Our fundamental objective is always to serve the interests of Singaporean workers. Access to foreign workers is meant to help grow a larger economic pie than we otherwise can. Therefore, the foreign workforce must act as a complement to our local workforce.
Mrs Teo also set out her ministry’s priorities in managing the foreign workforce and balancing the need for foreigners in some sectors while strengthening the Singaporean core, which several MPs had asked about on Tuesday.
The minister said: “Our fundamental objective is always to serve the interests of Singaporean workers. Access to foreign workers is meant to help grow a larger economic pie than we otherwise can. Therefore, the foreign workforce must act as a complement to our local workforce.”
At the S Pass level – for foreigners earning a fixed monthly salary of at least $2,500 – employers should expect further changes to the rules to be phased in over this decade, said Mrs Teo.
S Pass policy has been tightened in the last two years, with sector quotas cut and the qualifying salary raised twice last year.
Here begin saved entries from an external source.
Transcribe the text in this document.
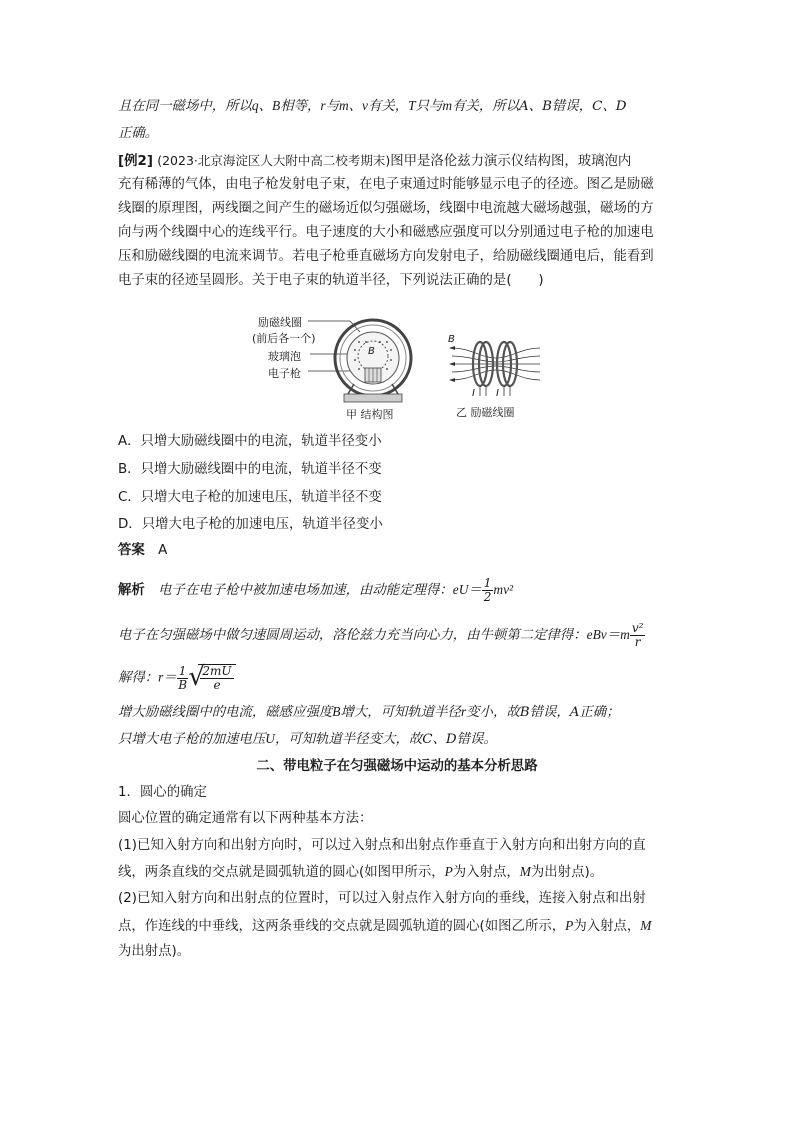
且在同一磁场中，所以q、B相等，r与m、v有关，T只与m有关，所以A、B错误，C、D
正确。
[例2] (2023·北京海淀区人大附中高二校考期末)图甲是洛伦兹力演示仪结构图，玻璃泡内
充有稀薄的气体，由电子枪发射电子束，在电子束通过时能够显示电子的径迹。图乙是励磁
线圈的原理图，两线圈之间产生的磁场近似匀强磁场，线圈中电流越大磁场越强，磁场的方
向与两个线圈中心的连线平行。电子速度的大小和磁感应强度可以分别通过电子枪的加速电
压和励磁线圈的电流来调节。若电子枪垂直磁场方向发射电子，给励磁线圈通电后，能看到
电子束的径迹呈圆形。关于电子束的轨道半径，下列说法正确的是(　　)
励磁线圈
(前后各一个)
玻璃泡
电子枪
B
甲 结构图
B
I I
乙 励磁线圈
A．只增大励磁线圈中的电流，轨道半径变小
B．只增大励磁线圈中的电流，轨道半径不变
C．只增大电子枪的加速电压，轨道半径不变
D．只增大电子枪的加速电压，轨道半径变小
答案　 A
解析　 电子在电子枪中被加速电场加速，由动能定理得：$eU= \frac{1}{2} mv^2$
电子在匀强磁场中做匀速圆周运动，洛伦兹力充当向心力，由牛顿第二定律得：$eBv=m \frac{\text{v²}}{r}$
解得：$r= \frac{1}{B}$ √
$\frac{2mU}{e}$
增大励磁线圈中的电流，磁感应强度B增大，可知轨道半径r变小，故B错误，A正确；
只增大电子枪的加速电压U，可知轨道半径变大，故C、D错误。
二、带电粒子在匀强磁场中运动的基本分析思路
1．圆心的确定
圆心位置的确定通常有以下两种基本方法：
(1)已知入射方向和出射方向时，可以过入射点和出射点作垂直于入射方向和出射方向的直
线，两条直线的交点就是圆弧轨道的圆心(如图甲所示，P为入射点，M为出射点)。
(2)已知入射方向和出射点的位置时，可以过入射点作入射方向的垂线，连接入射点和出射
点，作连线的中垂线，这两条垂线的交点就是圆弧轨道的圆心(如图乙所示，P为入射点，M
为出射点)。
Deputy Prime Minister Heng Swee Keat had announced a cut in the manufacturing sector S Pass quota from 20 per cent to 15 per cent by 2023 in the Feb 16 Budget.
Addressing the request by Mr Edward Chia (Holland-Bukit Timah GRC) for more “surgical” work permit application and S Pass quotas in sub-sectors, Mrs Teo said there is a limit to how much further the services sector can be differentiated.
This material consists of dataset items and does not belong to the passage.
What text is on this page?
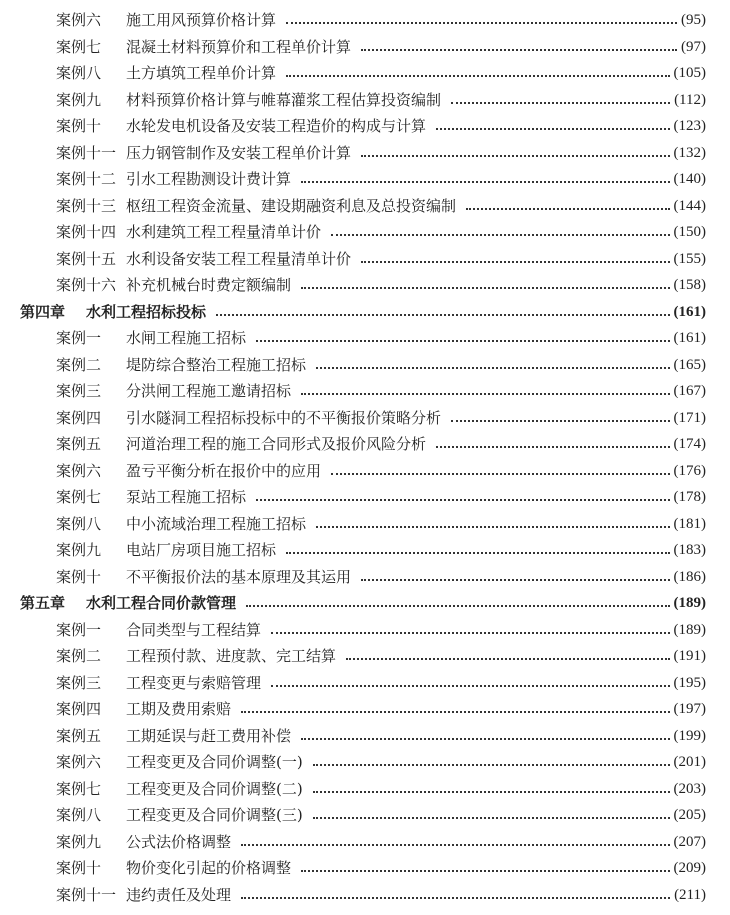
案例六	施工用风预算价格计算	(95)
案例七	混凝土材料预算价和工程单价计算	(97)
案例八	土方填筑工程单价计算	(105)
案例九	材料预算价格计算与帷幕灌浆工程估算投资编制	(112)
案例十	水轮发电机设备及安装工程造价的构成与计算	(123)
案例十一 压力钢管制作及安装工程单价计算	(132)
案例十二 引水工程勘测设计费计算	(140)
案例十三 枢纽工程资金流量、建设期融资利息及总投资编制	(144)
案例十四 水利建筑工程工程量清单计价	(150)
案例十五 水利设备安装工程工程量清单计价	(155)
案例十六 补充机械台时费定额编制	(158)
第四章	水利工程招标投标	(161)
案例一	水闸工程施工招标	(161)
案例二	堤防综合整治工程施工招标	(165)
案例三	分洪闸工程施工邀请招标	(167)
案例四	引水隧洞工程招标投标中的不平衡报价策略分析	(171)
案例五	河道治理工程的施工合同形式及报价风险分析	(174)
案例六	盈亏平衡分析在报价中的应用	(176)
案例七	泵站工程施工招标	(178)
案例八	中小流域治理工程施工招标	(181)
案例九	电站厂房项目施工招标	(183)
案例十	不平衡报价法的基本原理及其运用	(186)
第五章	水利工程合同价款管理	(189)
案例一	合同类型与工程结算	(189)
案例二	工程预付款、进度款、完工结算	(191)
案例三	工程变更与索赔管理	(195)
案例四	工期及费用索赔	(197)
案例五	工期延误与赶工费用补偿	(199)
案例六	工程变更及合同价调整(一)	(201)
案例七	工程变更及合同价调整(二)	(203)
案例八	工程变更及合同价调整(三)	(205)
案例九	公式法价格调整	(207)
案例十	物价变化引起的价格调整	(209)
案例十一 违约责任及处理	(211)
The sub-sectors which lobby the hardest already hire the big majority of work permit holders in services, and relaxing quotas for each of them would amount to the overall quota being raised, she said.
She said the Ministry of Manpower (MOM) will focus instead on helping companies to be more manpower-lean while strengthening their Singaporean core.
She said periodic adjustments will continue to be made to the local qualifying salary – the minimum salary for local workers to count towards a company’s headcount in calculating work permit and S Pass quotas – to ensure that local workers are not hired on a token salary. It will not be increased this year, to give companies time to recover from the impact of the Covid-19 pandemic.
As for skilled foreigners on Employment Pass, MOM’s aim is twofold, she said: To ensure that foreign professionals complement local staff, and to ensure employers practise fair hiring and improve the diversity of their foreign professionals, managers, executives and technicians.
The qualifying salary for EP holders was raised twice last year, and the ministry will explore possible refinements, she said. “The salary threshold is by no means a perfect gatekeeper of quality, but it is easy to understand and administer.”
She explained that this method is favoured over an EP quota, which would limit Singapore’s ability to compete for the most cutting-edge investments amid the worldwide shortage of tech and digital skills, hurting Singaporeans’ longer-term career prospects.
She added that implementing levy charges for EP holders, as Non-Constituency MP Leong Mun Wai had called for last week, may not be useful either, as companies can employ overseas knowledge workers remotely.
Yesterday, Mr Leong asked if Singaporean workers have been disadvantaged because foreigners do not have to make CPF contributions, and there is no requirement for succession planning when companies apply for grants.
Mrs Teo replied that last year, amid the pandemic, the foreign workforce contracted by more than 180,000 workers, while the local workforce grew modestly.
“So, in that perspective, in what way has the local workforce been disadvantaged?” she asked.